BU YAZI, ÇOK ÜRETKEN USTA HALK OZANI EZELİ DOĞANAY'IN "SÖZ KENAR  KESİĞİNDEN" DİZİ KİTAPLARINDAN İLKİ İÇİN KALEME ALDIĞIM "ÖNSÖZ"DÜR

*

Dünyanın en zengin “halk kültürü”ne sahibiz. Anadolu toprakları sayısız uygarlığa beşiklik etmiştir. Süreçlerini tamlamış uygarlıkların bıraktıklarını da mevcutlara eklediğimizde, hiçbir topluma nasip olmayan devasa bir kültürel birikime sahip olduğumuzu görürüz.

*

Bu birikim içinde Kızılbaş-Alevi Kültürü’nün çok büyük önemi ve yeri vardır. Eğer yazılı bir geleneğimiz olmasaydı, sadece halk kültürümüzdeki, hatta sadece Kızılbaş-Alevi Kültürümüzdeki birikimleri değerlendirerek bile koca bir tarih yazabilirdik. Örneğin Şeyh Bedrettin ve Pir Sultan Abdal süreçleri tek başlarına birer tarihtir.

*

Aleviliğin, özellikle Yavuz Sultan Selim ve Kanuni Sultan Süleyman dönemlerinde ağır baskı, katliam ve iftiralara uğraması, geçmişimizde büyük acıların yaşandığını göstermektedir. İki dönemde de yaşayan Ebussuud Efendi gibi şeyhülislamların İslam dışı fetvaları Aleviler’in yaklaşık 600 yıldır çektiği acıların, iftiraların kaynağını oluşturmaktadır.

*

Bu acılar ve iftiralara yönelik tepkiler de eklendiğinde Kızılbaş-Alevi Kültürü’nün zenginliği daha da genişlemiştir.

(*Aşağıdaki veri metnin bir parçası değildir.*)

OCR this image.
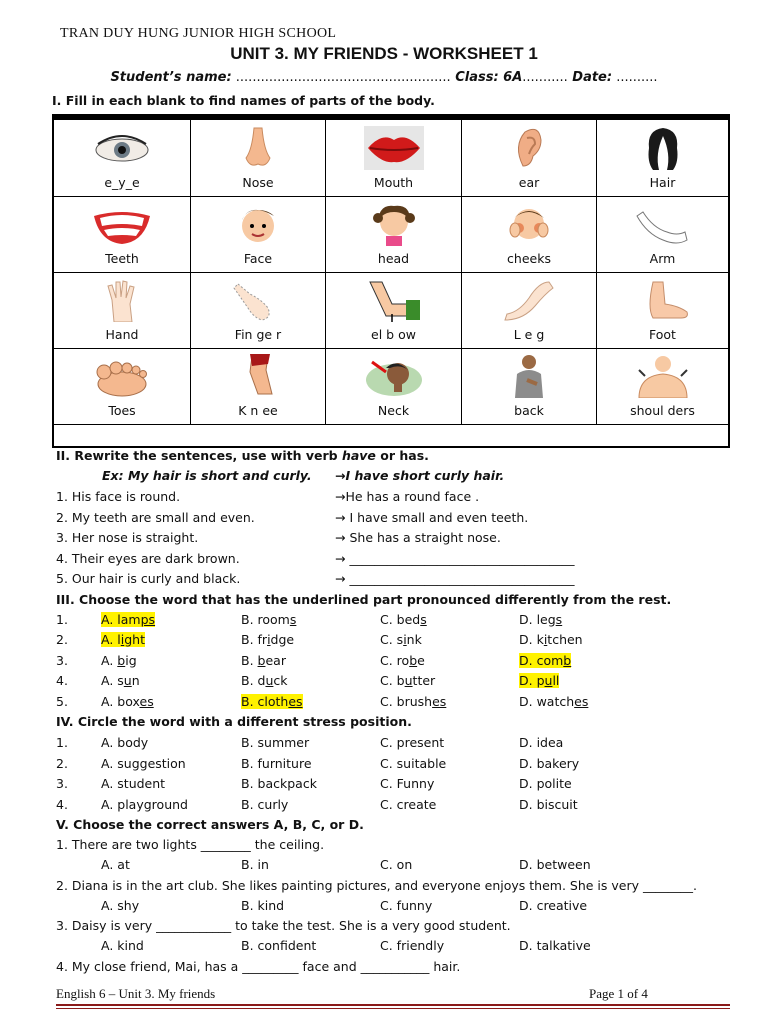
TRAN DUY HUNG JUNIOR HIGH SCHOOL
UNIT 3. MY FRIENDS - WORKSHEET 1
Student’s name: .................................................... Class: 6A........... Date: ..........
I. Fill in each blank to find names of parts of the body.
e_y_e	Nose	Mouth	ear	Hair
Teeth	Face	head	cheeks	Arm
Hand	Fin ge r	el b ow	L e g	Foot
Toes	K n ee	Neck	back	shoul ders
II. Rewrite the sentences, use with verb have or has.
Ex: My hair is short and curly. →I have short curly hair.
1. His face is round.	→He has a round face .
2. My teeth are small and even.	→ I have small and even teeth.
3. Her nose is straight.	→ She has a straight nose.
4. Their eyes are dark brown.	→ ____________________________________
5. Our hair is curly and black.	→ ____________________________________
III. Choose the word that has the underlined part pronounced differently from the rest.
1.	A. lamps	B. rooms	C. beds	D. legs
2.	A. light	B. fridge	C. sink	D. kitchen
3.	A. big	B. bear	C. robe	D. comb
4.	A. sun	B. duck	C. butter	D. pull
5.	A. boxes	B. clothes	C. brushes	D. watches
IV. Circle the word with a different stress position.
1.	A. body	B. summer	C. present	D. idea
2.	A. suggestion	B. furniture	C. suitable	D. bakery
3.	A. student	B. backpack	C. Funny	D. polite
4.	A. playground	B. curly	C. create	D. biscuit
V. Choose the correct answers A, B, C, or D.
1. There are two lights ________ the ceiling.
A. at	B. in	C. on	D. between
2. Diana is in the art club. She likes painting pictures, and everyone enjoys them. She is very ________.
A. shy	B. kind	C. funny	D. creative
3. Daisy is very ____________ to take the test. She is a very good student.
A. kind	B. confident	C. friendly	D. talkative
4. My close friend, Mai, has a _________ face and ___________ hair.
English 6 – Unit 3. My friends	Page 1 of 4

Ben de zaten bu nedenle, sadece Kızılbaş Alevi Kültürü’nün bile koca bir tarih yazmaya yeteceği görüşünü savunuyorum.

*

Alevi Kültürü’nün “halk şiiri ve ozanları” boyutuyla 60’lı yıllardan itibaren ilgilenmeye başladım. 70’li yıllardan itibaren de dönemin genç halk bilimcisi ve yazarlarından biri olarak ilgimi daha da yoğunlaştırdım.

O zaman üzüntüyle gördüm ki, bazı solcu aydınlar ve gazeteler bile halk şiiri ve şairleriyle hiç ilgilenmiyor… Hatta bu konuyu kendime iş edindiğimde beni eleştirenler dahi oldu. Dahası, o süreçte tartışacak birilerini bile bulamıyordum.

*

Örneğin, Ezeli Doğanay’ın bu kitabında ayrımlarını ortaya koyduğu gibi, her saz çalana, sadece eserleri yorumlayanlara da “HALK OZANI” denilmesi kargaşaya yol açmaktadır.

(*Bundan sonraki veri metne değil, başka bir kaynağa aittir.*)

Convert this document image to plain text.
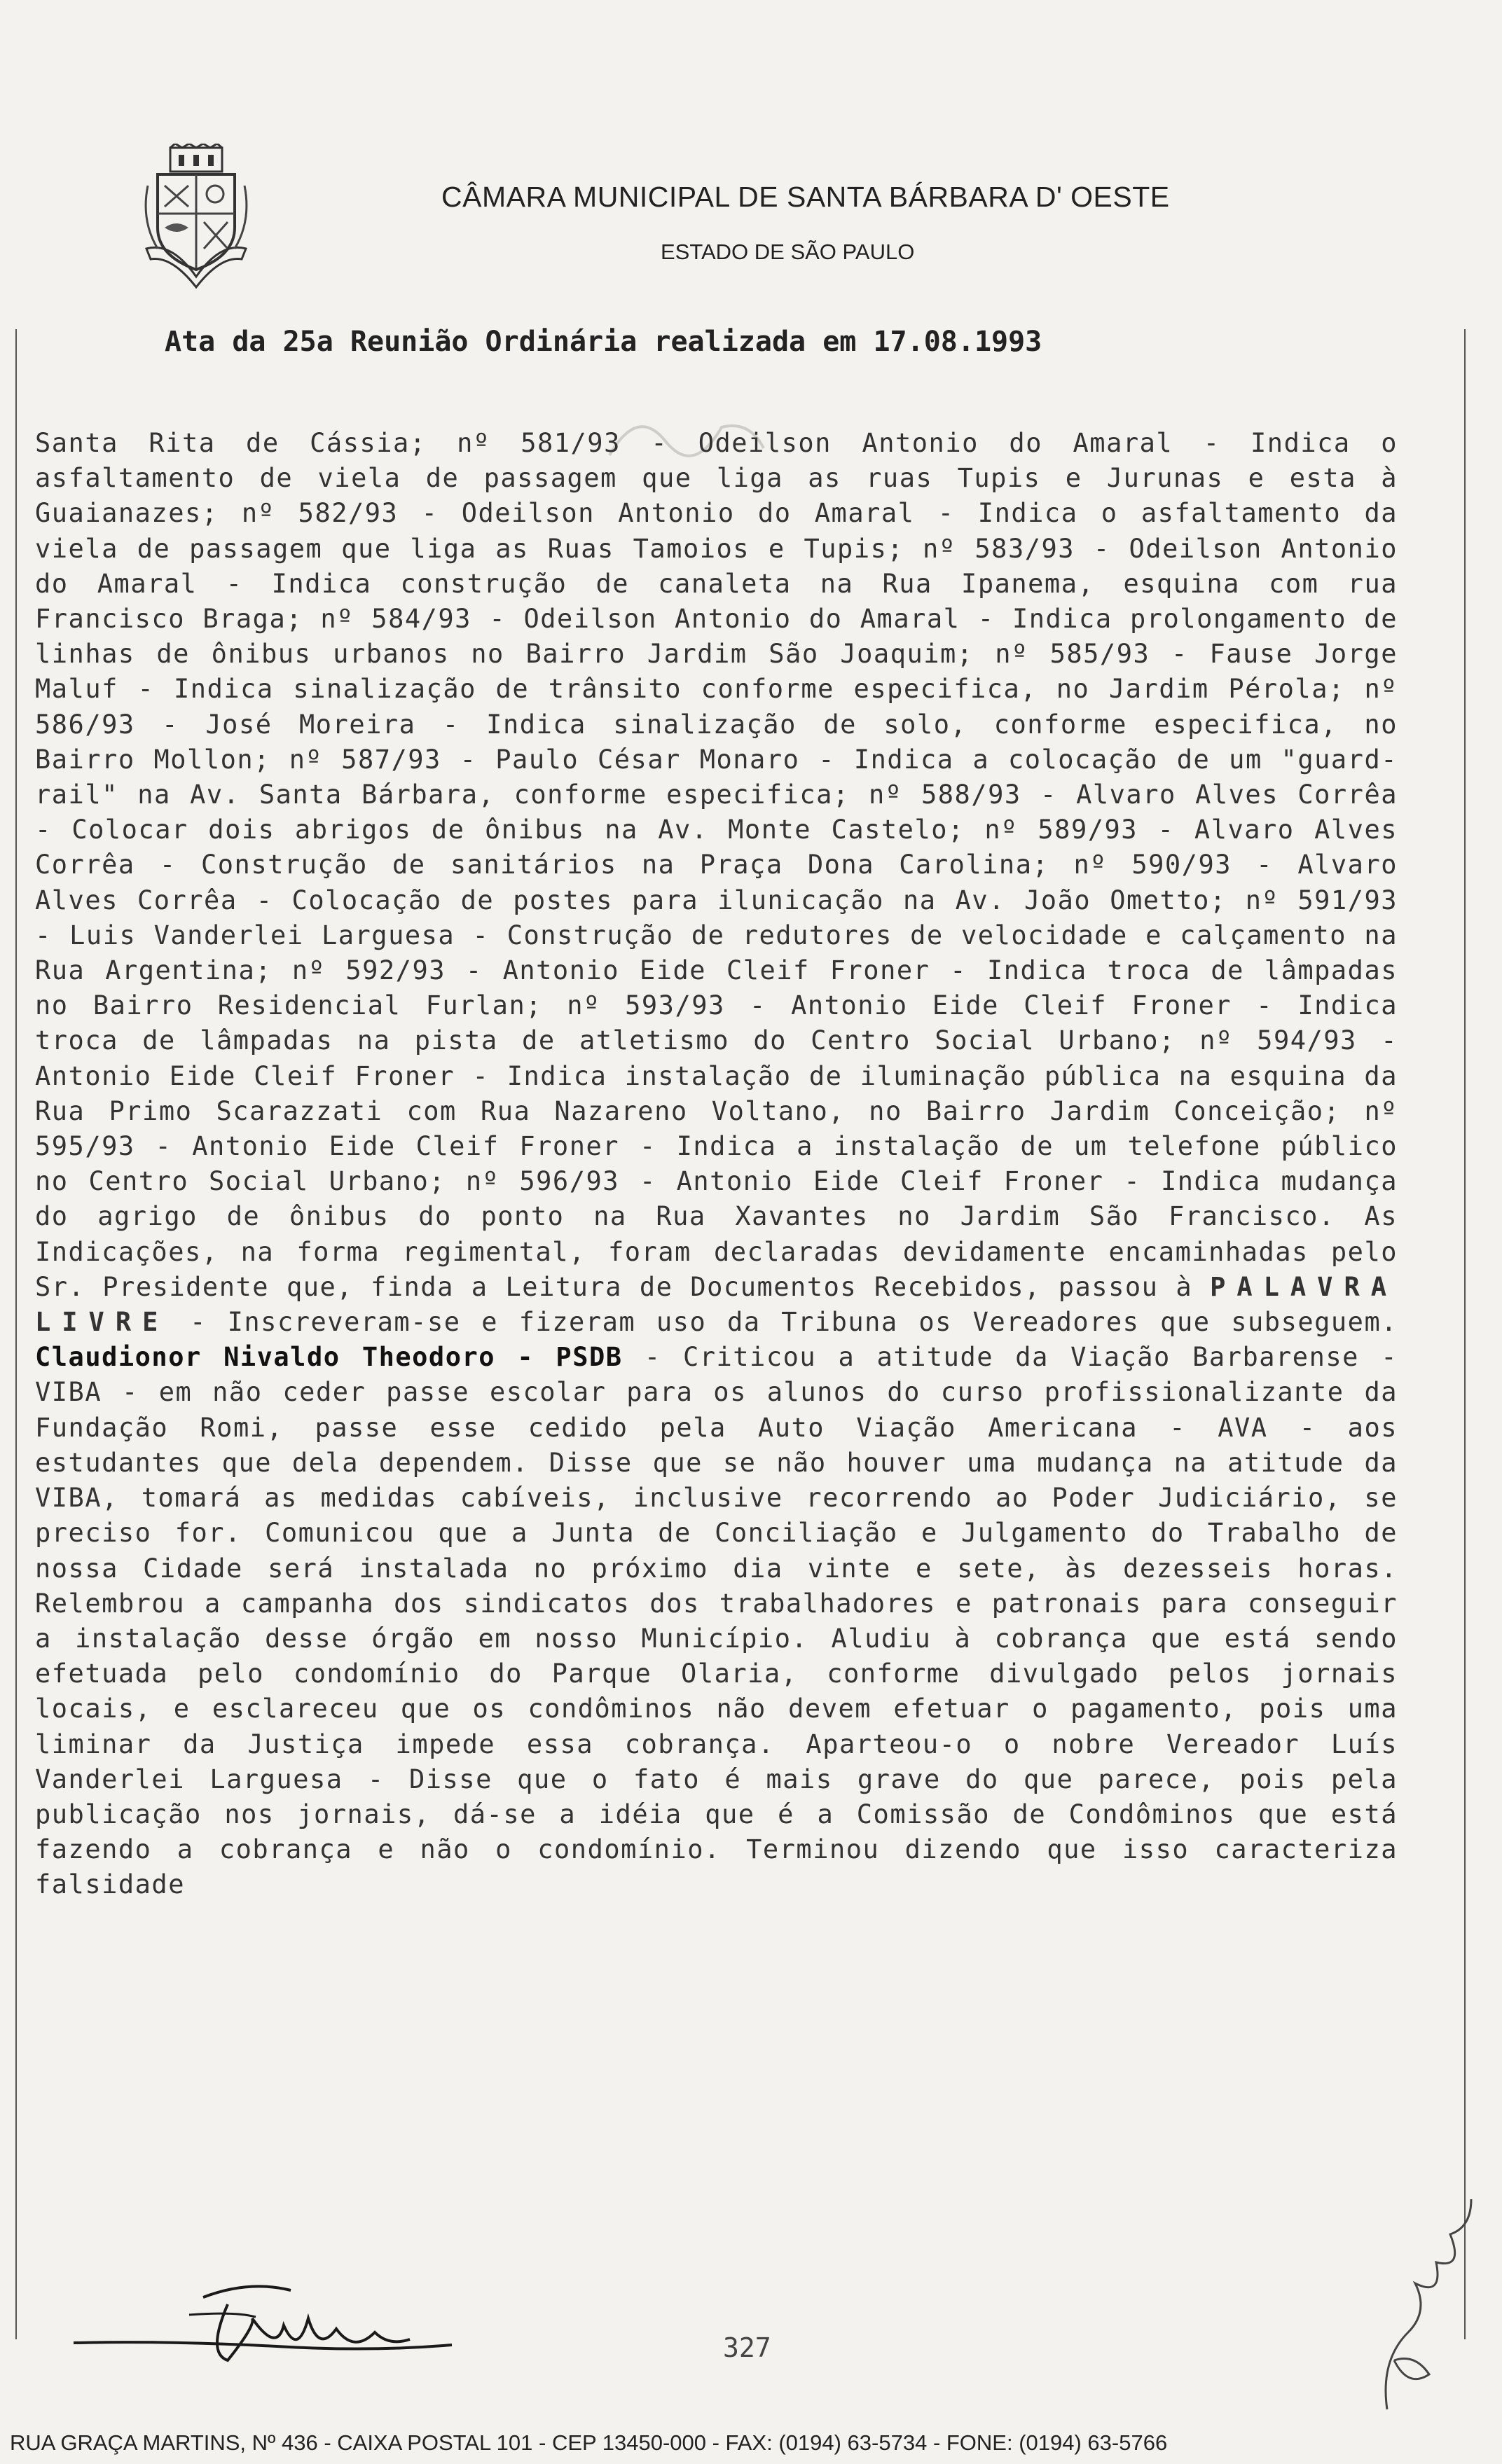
CÂMARA MUNICIPAL DE SANTA BÁRBARA D' OESTE
ESTADO DE SÃO PAULO
Ata da 25a Reunião Ordinária realizada em 17.08.1993

Santa Rita de Cássia; nº 581/93 - Odeilson Antonio do Amaral - Indica o asfaltamento de viela de passagem que liga as ruas Tupis e Jurunas e esta à Guaianazes; nº 582/93 - Odeilson Antonio do Amaral - Indica o asfaltamento da viela de passagem que liga as Ruas Tamoios e Tupis; nº 583/93 - Odeilson Antonio do Amaral - Indica construção de canaleta na Rua Ipanema, esquina com rua Francisco Braga; nº 584/93 - Odeilson Antonio do Amaral - Indica prolongamento de linhas de ônibus urbanos no Bairro Jardim São Joaquim; nº 585/93 - Fause Jorge Maluf - Indica sinalização de trânsito conforme especifica, no Jardim Pérola; nº 586/93 - José Moreira - Indica sinalização de solo, conforme especifica, no Bairro Mollon; nº 587/93 - Paulo César Monaro - Indica a colocação de um "guard-rail" na Av. Santa Bárbara, conforme especifica; nº 588/93 - Alvaro Alves Corrêa - Colocar dois abrigos de ônibus na Av. Monte Castelo; nº 589/93 - Alvaro Alves Corrêa - Construção de sanitários na Praça Dona Carolina; nº 590/93 - Alvaro Alves Corrêa - Colocação de postes para ilunicação na Av. João Ometto; nº 591/93 - Luis Vanderlei Larguesa - Construção de redutores de velocidade e calçamento na Rua Argentina; nº 592/93 - Antonio Eide Cleif Froner - Indica troca de lâmpadas no Bairro Residencial Furlan; nº 593/93 - Antonio Eide Cleif Froner - Indica troca de lâmpadas na pista de atletismo do Centro Social Urbano; nº 594/93 - Antonio Eide Cleif Froner - Indica instalação de iluminação pública na esquina da Rua Primo Scarazzati com Rua Nazareno Voltano, no Bairro Jardim Conceição; nº 595/93 - Antonio Eide Cleif Froner - Indica a instalação de um telefone público no Centro Social Urbano; nº 596/93 - Antonio Eide Cleif Froner - Indica mudança do agrigo de ônibus do ponto na Rua Xavantes no Jardim São Francisco. As Indicações, na forma regimental, foram declaradas devidamente encaminhadas pelo Sr. Presidente que, finda a Leitura de Documentos Recebidos, passou à PALAVRA LIVRE - Inscreveram-se e fizeram uso da Tribuna os Vereadores que subseguem. Claudionor Nivaldo Theodoro - PSDB - Criticou a atitude da Viação Barbarense - VIBA - em não ceder passe escolar para os alunos do curso profissionalizante da Fundação Romi, passe esse cedido pela Auto Viação Americana - AVA - aos estudantes que dela dependem. Disse que se não houver uma mudança na atitude da VIBA, tomará as medidas cabíveis, inclusive recorrendo ao Poder Judiciário, se preciso for. Comunicou que a Junta de Conciliação e Julgamento do Trabalho de nossa Cidade será instalada no próximo dia vinte e sete, às dezesseis horas. Relembrou a campanha dos sindicatos dos trabalhadores e patronais para conseguir a instalação desse órgão em nosso Município. Aludiu à cobrança que está sendo efetuada pelo condomínio do Parque Olaria, conforme divulgado pelos jornais locais, e esclareceu que os condôminos não devem efetuar o pagamento, pois uma liminar da Justiça impede essa cobrança. Aparteou-o o nobre Vereador Luís Vanderlei Larguesa - Disse que o fato é mais grave do que parece, pois pela publicação nos jornais, dá-se a idéia que é a Comissão de Condôminos que está fazendo a cobrança e não o condomínio. Terminou dizendo que isso caracteriza falsidade

327
RUA GRAÇA MARTINS, Nº 436 - CAIXA POSTAL 101 - CEP 13450-000 - FAX: (0194) 63-5734 - FONE: (0194) 63-5766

Ben bu konuda bir öneri getirdim, 70’li yıllarda…

Dedim ki: Eser sahibi olmayan, mevcut eserleri sazı eşliğinde yorumlayanlara “SAZLI OZAN”, kendi eserlerini sazıyla yorumlayanlara “SAZLI HALK OZANI”, eser sahibi olan, halk şiiri tarzında yazan, ancak çalıp söylemeyenlere “HALK OZANI” denilmesini önerdim…

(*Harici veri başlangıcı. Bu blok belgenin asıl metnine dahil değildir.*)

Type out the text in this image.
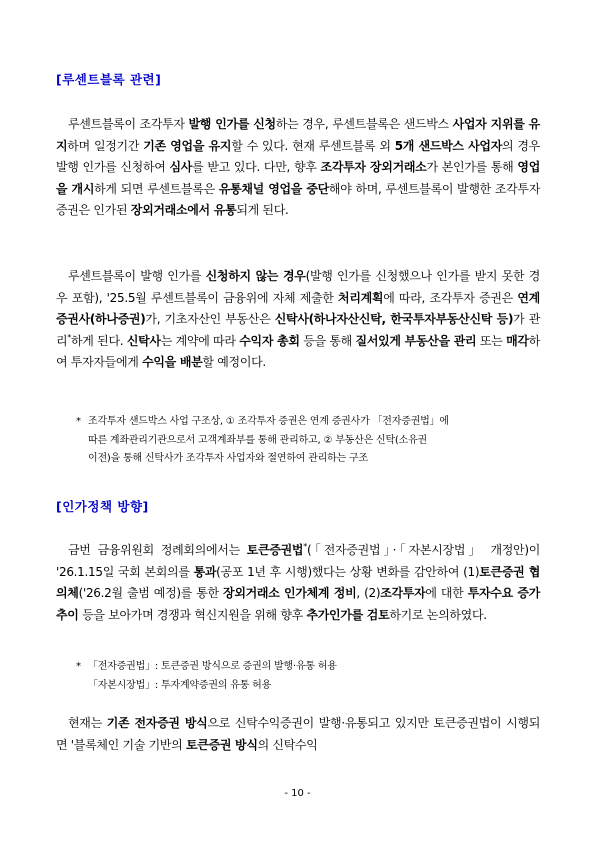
[루센트블록 관련]
루센트블록이 조각투자 발행 인가를 신청하는 경우, 루센트블록은 샌드박스 사업자 지위를 유지하며 일정기간 기존 영업을 유지할 수 있다. 현재 루센트블록 외 5개 샌드박스 사업자의 경우 발행 인가를 신청하여 심사를 받고 있다. 다만, 향후 조각투자 장외거래소가 본인가를 통해 영업을 개시하게 되면 루센트블록은 유통채널 영업을 중단해야 하며, 루센트블록이 발행한 조각투자 증권은 인가된 장외거래소에서 유통되게 된다.
루센트블록이 발행 인가를 신청하지 않는 경우(발행 인가를 신청했으나 인가를 받지 못한 경우 포함), '25.5월 루센트블록이 금융위에 자체 제출한 처리계획에 따라, 조각투자 증권은 연계 증권사(하나증권)가, 기초자산인 부동산은 신탁사(하나자산신탁, 한국투자부동산신탁 등)가 관리*하게 된다. 신탁사는 계약에 따라 수익자 총회 등을 통해 질서있게 부동산을 관리 또는 매각하여 투자자들에게 수익을 배분할 예정이다.
* 조각투자 샌드박스 사업 구조상, ① 조각투자 증권은 연계 증권사가 「전자증권법」에
따른 계좌관리기관으로서 고객계좌부를 통해 관리하고, ② 부동산은 신탁(소유권
이전)을 통해 신탁사가 조각투자 사업자와 절연하여 관리하는 구조
[인가정책 방향]
금번 금융위원회 정례회의에서는 토큰증권법*(「전자증권법」·「자본시장법」 개정안)이 '26.1.15일 국회 본회의를 통과(공포 1년 후 시행)했다는 상황 변화를 감안하여 (1)토큰증권 협의체('26.2월 출범 예정)를 통한 장외거래소 인가체계 정비, (2)조각투자에 대한 투자수요 증가 추이 등을 보아가며 경쟁과 혁신지원을 위해 향후 추가인가를 검토하기로 논의하였다.
* 「전자증권법」: 토큰증권 방식으로 증권의 발행·유통 허용
「자본시장법」: 투자계약증권의 유통 허용
현재는 기존 전자증권 방식으로 신탁수익증권이 발행·유통되고 있지만 토큰증권법이 시행되면 '블록체인 기술 기반의 토큰증권 방식의 신탁수익
- 10 -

İlginçtir, tartışacak bir tek kişiyi bile bulamadım!..

*

Dönemin YENİ ORTAM gazetesi ise özellikle benim halk şiiri ve ozanlarıyla ilgili haber ve yazılarıma sanat-edebiyat sayfasında yer vermeye başlayarak, halk şiiri ve ozanlarına yönelik ilgisizliği büyük bir ilgiye dönüştürdü. Halk şiiri ve ozanları, artık aydın kesimi tarafından da izlenir oldu. Aydınlar, halk ozanlarının o dönemdeki görkemli halk gecelerine gitmeseler bile hiç olmazsa onların haberlerini okumaya başladılar.

*

Ezeli Doğanay, kitabında, haklı olarak, “aydınların ilgisizliği”ne özel yer vermiş… Ama bununla kalmamış, “KADIN HALK OZANLARI” ile yine benim çok önem verdiğim “SLOGAN ŞİİR” konusunu da ele almış...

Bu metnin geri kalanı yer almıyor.